Cette histoire de l’extrême Nord-Ouest européen – celle d’une rencontre de deux voyageuses dans un fjord du Groenland, glaces, montagnes, virée en bateau de croisière et de recherche – pourrait en effet aisément passer pour un excellent reportage, de ceux qu’on lit dans les magazines spécialisés pour amateurs de géographie et de beautés naturelles plus ou moins (moins aujourd’hui) difficiles d’accès.

Il s’agirait alors d’une catégorie de la littérature de voyage, d’une bonne tenue parce qu’elle appartient à un journalisme haut de gamme et se savoure, de préférence la nuit, au cours d’un long vol intercontinental, quand ne veillent que ceux qui n’ont jamais appris à dormir en avion, c’est mon cas. Sauf que dans ce livre – je l’avais d’abord mis de côté, mais en sachant vaguement qu’une attirance inconsciente allait m’obliger à le reprendre, et dès lors m’interdire de le lâcher – l’écriture, ne visant pas à informer seulement, existe très fort pour elle-même.

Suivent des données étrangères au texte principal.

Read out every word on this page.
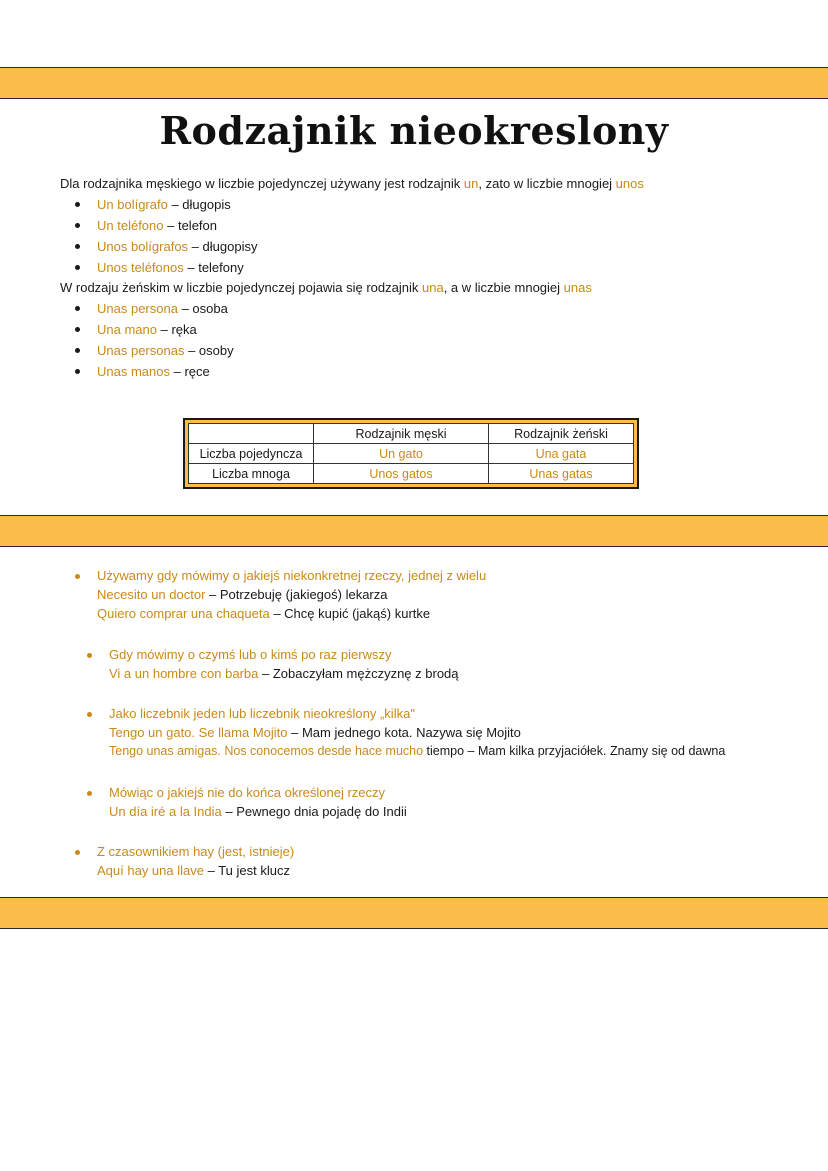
Rodzajnik nieokreslony
Dla rodzajnika męskiego w liczbie pojedynczej używany jest rodzajnik un, zato w liczbie mnogiej unos
Un bolígrafo – długopis
Un teléfono – telefon
Unos bolígrafos – długopisy
Unos teléfonos – telefony
W rodzaju żeńskim w liczbie pojedynczej pojawia się rodzajnik una, a w liczbie mnogiej unas
Unas persona – osoba
Una mano – ręka
Unas personas – osoby
Unas manos – ręce
	Rodzajnik męski	Rodzajnik żeński
Liczba pojedyncza	Un gato	Una gata
Liczba mnoga	Unos gatos	Unas gatas
Używamy gdy mówimy o jakiejś niekonkretnej rzeczy, jednej z wielu
Necesito un doctor – Potrzebuję (jakiegoś) lekarza
Quiero comprar una chaqueta – Chcę kupić (jakąś) kurtke
Gdy mówimy o czymś lub o kimś po raz pierwszy
Vi a un hombre con barba – Zobaczyłam mężczyznę z brodą
Jako liczebnik jeden lub liczebnik nieokreślony „kilka"
Tengo un gato. Se llama Mojito – Mam jednego kota. Nazywa się Mojito
Tengo unas amigas. Nos conocemos desde hace mucho tiempo – Mam kilka przyjaciółek. Znamy się od dawna
Mówiąc o jakiejś nie do końca określonej rzeczy
Un día iré a la India – Pewnego dnia pojadę do Indii
Z czasownikiem hay (jest, istnieje)
Aquí hay una llave – Tu jest klucz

Kathleen Jamie, Tour d’horizon

Vol de fulmars © D.R.

C’est assez simple, en fin de compte. L’auteure, malgré des apparences superficielles, qui se dissipent aussi vite que l’illusion faisant de Stevenson un autobiographe, ne raconte pas sa vie d’universitaire et d’écrivaine consacrant ses vacances à la découverte de terres peu fréquentées, afin d’y goûter, s’il se peut, à la solitude, en tout cas  à la mise en réserve mentale d’horizons peu connus. Ce serait plutôt une obsédée à la manière du capitaine Hatteras de Jules Verne, dont la boussole interne guide imperturbablement les pas vers le Nord, et d’abord ce Nord brumeux, venteux, glacial en plein été, des îles Britanniques, que l’aridité foncière d’un paysage de mer grise et de ciel blanc rincé de pluie et hanté d’oiseaux isole si radicalement de l’Angleterre pomponnée qu’on croirait parler de deux pays aussi étrangers l’un à l’autre que le Portugal et l’Espagne, et en effet tel est bien le cas.

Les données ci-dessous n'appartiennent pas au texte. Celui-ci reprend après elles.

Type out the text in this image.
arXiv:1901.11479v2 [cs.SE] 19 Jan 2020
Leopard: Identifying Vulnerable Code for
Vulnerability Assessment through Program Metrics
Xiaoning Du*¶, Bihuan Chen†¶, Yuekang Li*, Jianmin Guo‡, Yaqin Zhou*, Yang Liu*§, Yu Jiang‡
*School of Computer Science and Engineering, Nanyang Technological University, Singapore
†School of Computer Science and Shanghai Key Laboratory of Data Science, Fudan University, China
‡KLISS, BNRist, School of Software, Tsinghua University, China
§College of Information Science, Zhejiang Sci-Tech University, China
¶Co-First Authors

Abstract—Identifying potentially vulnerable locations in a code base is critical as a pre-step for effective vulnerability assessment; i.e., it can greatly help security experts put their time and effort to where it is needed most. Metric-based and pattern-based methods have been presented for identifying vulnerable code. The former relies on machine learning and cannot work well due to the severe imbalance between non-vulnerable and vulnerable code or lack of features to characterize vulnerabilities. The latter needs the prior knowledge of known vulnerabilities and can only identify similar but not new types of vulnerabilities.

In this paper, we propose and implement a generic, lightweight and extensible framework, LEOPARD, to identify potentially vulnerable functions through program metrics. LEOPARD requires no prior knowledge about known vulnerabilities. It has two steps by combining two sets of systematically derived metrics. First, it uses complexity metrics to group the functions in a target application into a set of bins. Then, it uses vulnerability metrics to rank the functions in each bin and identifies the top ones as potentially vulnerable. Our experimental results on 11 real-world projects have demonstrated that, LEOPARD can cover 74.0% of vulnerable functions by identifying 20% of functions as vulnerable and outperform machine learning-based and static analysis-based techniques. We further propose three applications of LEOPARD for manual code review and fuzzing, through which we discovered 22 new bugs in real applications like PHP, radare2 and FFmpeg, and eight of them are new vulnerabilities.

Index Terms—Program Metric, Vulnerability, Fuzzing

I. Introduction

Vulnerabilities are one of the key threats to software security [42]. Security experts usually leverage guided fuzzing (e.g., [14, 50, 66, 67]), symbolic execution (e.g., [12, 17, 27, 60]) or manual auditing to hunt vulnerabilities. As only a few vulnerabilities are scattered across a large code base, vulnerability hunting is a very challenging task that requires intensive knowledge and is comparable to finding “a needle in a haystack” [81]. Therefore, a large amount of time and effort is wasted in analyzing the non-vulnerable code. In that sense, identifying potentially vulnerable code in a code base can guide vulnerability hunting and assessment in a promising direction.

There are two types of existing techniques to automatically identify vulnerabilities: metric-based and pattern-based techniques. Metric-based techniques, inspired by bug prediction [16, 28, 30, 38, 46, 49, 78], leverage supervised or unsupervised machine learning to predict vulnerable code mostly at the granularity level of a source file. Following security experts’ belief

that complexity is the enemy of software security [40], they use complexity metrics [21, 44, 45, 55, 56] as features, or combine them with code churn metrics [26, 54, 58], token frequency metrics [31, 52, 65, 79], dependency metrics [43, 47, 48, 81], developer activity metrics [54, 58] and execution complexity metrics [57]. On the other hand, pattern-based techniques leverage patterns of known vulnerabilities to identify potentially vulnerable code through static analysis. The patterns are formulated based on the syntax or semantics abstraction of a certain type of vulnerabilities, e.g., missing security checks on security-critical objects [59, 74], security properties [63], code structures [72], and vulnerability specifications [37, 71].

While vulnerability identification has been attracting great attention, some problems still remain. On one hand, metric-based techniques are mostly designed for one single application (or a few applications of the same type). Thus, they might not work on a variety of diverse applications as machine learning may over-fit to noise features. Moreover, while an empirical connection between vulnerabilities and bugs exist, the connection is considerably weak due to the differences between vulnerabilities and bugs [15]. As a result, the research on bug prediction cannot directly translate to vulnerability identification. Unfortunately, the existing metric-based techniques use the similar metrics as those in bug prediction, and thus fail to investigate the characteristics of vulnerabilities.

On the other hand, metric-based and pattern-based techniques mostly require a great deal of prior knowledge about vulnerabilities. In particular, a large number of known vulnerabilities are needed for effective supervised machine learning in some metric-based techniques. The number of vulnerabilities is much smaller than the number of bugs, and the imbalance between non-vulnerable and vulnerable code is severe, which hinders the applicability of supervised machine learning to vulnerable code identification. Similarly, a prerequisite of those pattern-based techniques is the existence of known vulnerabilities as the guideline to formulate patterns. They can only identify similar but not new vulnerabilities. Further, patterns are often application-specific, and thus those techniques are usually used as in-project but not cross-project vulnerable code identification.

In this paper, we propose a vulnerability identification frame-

À part Stevenson qui, en pleine touffeur des Samoa, parcourut au cours de ses dernières années de conteur, préférentiellement les landes rêches de son enfance afin d’y faire s’affronter des personnages rugueux, je ne vois personne qui soit autant d’Écosse que Kathleen Jamie. Mais elle, à la différence du valétudinaire gamin d’Édimbourg, n’est pas une chroniqueuse frénétique et compulsive, c’est tout le contraire. C’est une rêveuse aux plaisirs subtilement morbides qui, dans les meilleurs des textes de ce recueil (dont pas un n’est indifférent), n’aime rien tant que faire partager sa dilection pour un musée poussiéreux de Bergen, la ville de Norvège la plus inondée de pluie, musée au plafond duquel pendent d’effrayants squelettes de baleines, ou bien dépasser plein ouest les Hébrides écossaises, aborder l’île quasi inaccessible de Saint-Kilda.

Les archéologues qu’accompagne la narratrice prennent en note tout ce qui peut permettre de reconstituer l’histoire de ce bout d’Europe où des hommes du Néolithique ont subsisté des centaines d’années dans leurs basses demeures de tourbe avant qu’un mécène ne leur construise de vraies maisons, qui se révélèrent inhabitables sous ce climat, ce qui entraîna presque aussitôt un exode définitif.

Bel apologue naissant qui pourrait servir de base à un lourd traité de méditation d’ethnologue, et déboucherait naturellement sur l’omniprésente préoccupation écologique qui aujourd’hui nous trouble à si juste titre. Mais tel n’est pas le but de Kathleen Jamie, non qu’elle conduise un essai d’écriture hors sol. Tout au contraire, on est frappé par son souci constant de précision, l’intérêt sincère qu’elle montre pour le travail scientifique de ses compagnons, l’ancrage concret du texte dans « le pays réel » dont l’ici-maintenant et le futur prévisible la passionnent au moins autant que le passé d’ancêtres accrochés à ce domaine ingrat.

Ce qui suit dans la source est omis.